The statement added: “Developing currencies will be introduced in 2015 as a first step in the process of introducing a future palliative care funding system.”

Although there are no immediate implications for service providers, changes to electronic data clinical collection and submission from all specialist palliative care provider services in England will be rolled out from April 2017. Providers therefore need to consider the timescales for implementation, with services that already have electronic systems in place reviewing these systems to determine whether they can collection and submit patient-level data. Services that do not have the required IT capacity should develop plans for implementation.

Clinicians should also begin considering the impact this will have on the way they record information. The proposed data set will standardise the clinical outcomes information required for national collection, which may require a change to how clinicians currently work.

So far, the two bodies have consulted on, developed and are now testing a data set to collect demographic information about patients, service activity data and outcomes.

They have appointed 11 pilot sites to test the data collection, including hospices and specialist palliative care services in acute and community stings.

The first data should be submitted in September 2015, with an evaluation of the pilot to be published in 2016.

Professor John Newton, chief knowledge officer at PHE, said: “The NEoLCIN [National End of Life Care Intelligence Network] What We Know Now 2014 report revealed that there is a growing understanding within the health sector of what is important to people at the end of life, with more people dying at home or in care homes, the overall preferred place of death.

“With the NHS, we will continue to drive improvements in palliative and end of life care to ensure that peoples’ preferences are understood and action is taken to achieve them.”

Last week, NHE revealed the appropriate and equal palliative care provision was failing in both Scotland and Wales. More than 10,000 Scottish people die each year without appropriate palliative care towards the end of their life.

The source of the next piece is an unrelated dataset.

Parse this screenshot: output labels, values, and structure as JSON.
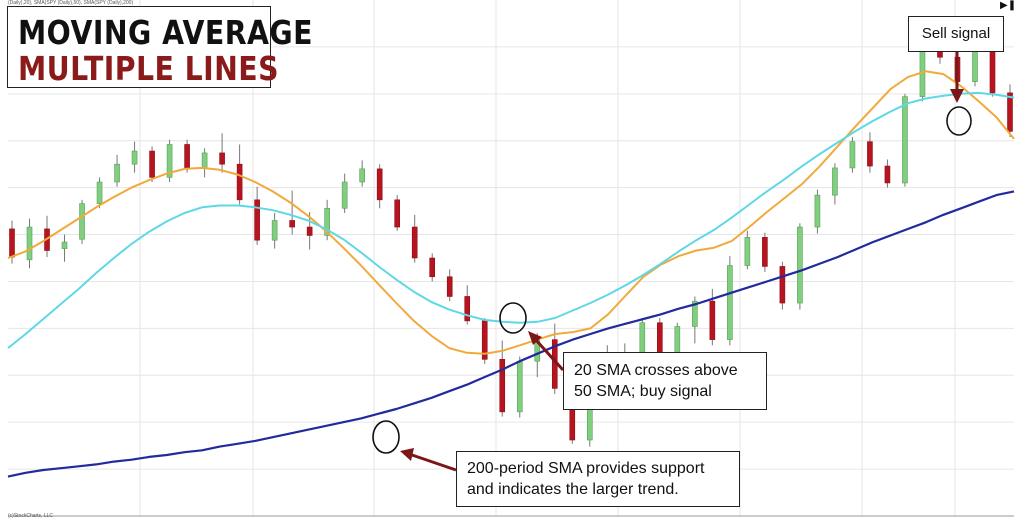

Part of this was due to there currently being little evidence of nationally-adopted palliative care as well as a serious information deficit on data available relating to its provision.

Comments

Rupert Fawdry, FRCS, FRCOG   28/09/2015 at 22:04

Q1. Is this primarily yet another “Secondary Data” collection initiative, concerned with retrospective data collection for audit, management and research? or does it involve the far more complex needs for “Primary Data” i.e. information needed by front line clinicians to help them in the care of the individual patients under their care. Q2. If the later it is likely to consist of a mixture of rigid data items and other areas which allow free text and it is essential that the flow pattern and wording of the questions and all allowable answer options are made openly available in a format easily understood by clinicians for an open internet discussion? If not why not? Q3. Has full note been taken of the unreliability of internet access outside hot zones. In the real world it seems likely that internet access at the home of all those requiring palliative care will not be sufficient for on-line record keeping for many more years than most like to believe. Q4. How does this initiative relate to the excellent work of the Royal Marsden in their Co-ordinate My Care initiative? Q5. And are there other similar initiatives in other English speaking countries? Q6. Above all has note been taken of the major problems with electronic records, especially regarding the increased data entry workload, at the expence of individual patient care, a problem being increasingly recognised in many places and highlighted in the USA article “The tragedy of Electronic Patient Records” accessible via www.tinyurl.com/eprtragedy My suspicion, which I hope can be allayed, is that yet again, data collection seems likely to take precedence over clinical care especially in the light of the comment that “Clinicians should also begin considering the impact this will have on the way they record information. The proposed data set will standardise the clinical outcomes information required for national collection, which may require a change to how clinicians currently work.”